Dali a minha memória pula para uma casa que tínhamos na Ilha de Itacuruçá. Era um lugar meio distante, estrada de barro, praiano, calmo e sem qualquer iluminação. A geladeira era ligada a base de querosene, tínhamos que andar pelas ruas com lanternas. Nossa casa ficava em frente a um rio e a uma linha por onde passavam os trens - o "macaquinho". Lembro ter vindo de trem apenas uma vez. Geralmente meus pais iam no ponto de taxi perto de onde morávamos, e contratavam um motorista para nos levar. Era sempre um senhor moreno de nome Agostinho, talvez por conmhecer o caminho. Acho que tinha por volta de uns 10 ou 11 anos quando enfrentamos uma enorme enchente na estrada. Fiquei apavorada quando tivemos que abandonar o carro, e andar em meio ao rio caudaloso que se formava na estrada. Muito frio, muita chuva. Mesmo assim, continuávamos passando as férias de final de ano na casa ( naquela época, 3 meses).

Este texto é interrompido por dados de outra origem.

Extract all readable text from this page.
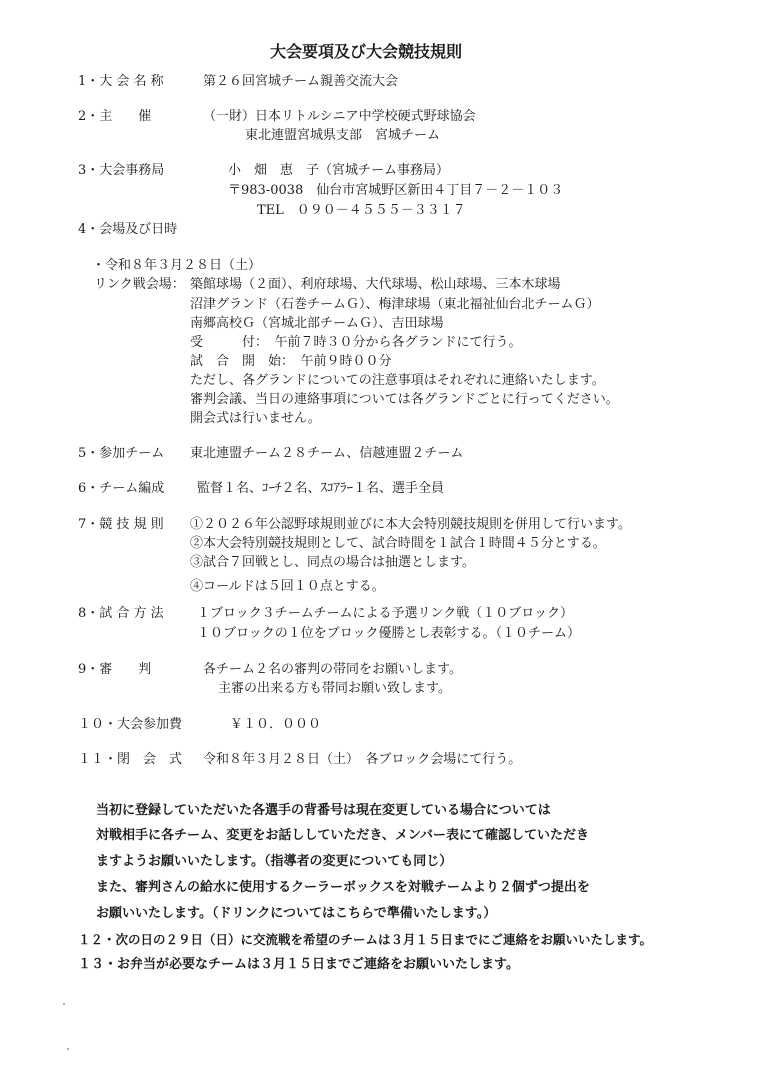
大会要項及び大会競技規則
1・大 会 名 称	第２６回宮城チーム親善交流大会
2・主　　催	（一財）日本リトルシニア中学校硬式野球協会
東北連盟宮城県支部　宮城チーム
3・大会事務局	小　畑　恵　子（宮城チーム事務局）
〒983-0038　仙台市宮城野区新田４丁目７－２－１０３
TEL　０９０－４５５５－３３１７
4・会場及び日時
・令和８年３月２８日（土）
リンク戦会場： 築館球場（２面）、利府球場、大代球場、松山球場、三本木球場
沼津グランド（石巻チームＧ）、梅津球場（東北福祉仙台北チームＧ）
南郷高校Ｇ（宮城北部チームＧ）、吉田球場
受　　　付：　午前７時３０分から各グランドにて行う。
試　合　開　始：　午前９時００分
ただし、各グランドについての注意事項はそれぞれに連絡いたします。
審判会議、当日の連絡事項については各グランドごとに行ってください。
開会式は行いません。
5・参加チーム 東北連盟チーム２８チーム、信越連盟２チーム
6・チーム編成	監督１名、ｺｰﾁ２名、ｽｺｱﾗｰ１名、選手全員
7・競 技 規 則 ①２０２６年公認野球規則並びに本大会特別競技規則を併用して行います。
②本大会特別競技規則として、試合時間を１試合１時間４５分とする。
③試合７回戦とし、同点の場合は抽選とします。
④コールドは５回１０点とする。
8・試 合 方 法	１ブロック３チームチームによる予選リンク戦（１０ブロック）
１０ブロックの１位をブロック優勝とし表彰する。（１０チーム）
9・審　　判	各チーム２名の審判の帯同をお願いします。
主審の出来る方も帯同お願い致します。
１０・大会参加費	￥１０．０００
１１・閉　会　式 令和８年３月２８日（土）　各ブロック会場にて行う。
当初に登録していただいた各選手の背番号は現在変更している場合については
対戦相手に各チーム、変更をお話ししていただき、メンバー表にて確認していただき
ますようお願いいたします。（指導者の変更についても同じ）
また、審判さんの給水に使用するクーラーボックスを対戦チームより２個ずつ提出を
お願いいたします。（ドリンクについてはこちらで準備いたします。）
１２・次の日の２９日（日）に交流戦を希望のチームは３月１５日までにご連絡をお願いいたします。
１３・お弁当が必要なチームは３月１５日までご連絡をお願いいたします。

Eu adorava estar naquele lugar, lá eu me sentia livre, podia andar de bicicleta, ficar na praia, brincar o carnaval, conversar com os colegas que tinham, da mesma forma que a gente, uma casa de veraneio. Tinha a liberdade que não tinha durante o ano. Em Madureira nem tinha com quem conversar ou brincar. Meus pais trabalhavam muito e, eu e meu irmão - dois anos mais novo que eu -, ficavamos em casa com a minha avó Maria ( mãe de minha mãe) esperando os pais chegarem do trabalho. Eu amava minha vozinha, ela era tudo para mim, era tudo que tinha na vida, era a única que olhava para mim, que acariciava os meus cabelos e me dizia palavras bonitas. Fazia todas as minhas vontades, contava histórias, não esquecia de fazer o meu doce preferido ( ambrosia). Ela era uma cozinheira de mão cheia.
Minha avó era analfabeta, abandonada pelo meu avô com 12 filhos nas costas, lavava roupas para ganhar um trocado, e poder assim sustentá-los. Ela me chamava pelo apelido carinhoso de Nina.
Era dessa pobresa que minha mãe se envergonhava e quis sair.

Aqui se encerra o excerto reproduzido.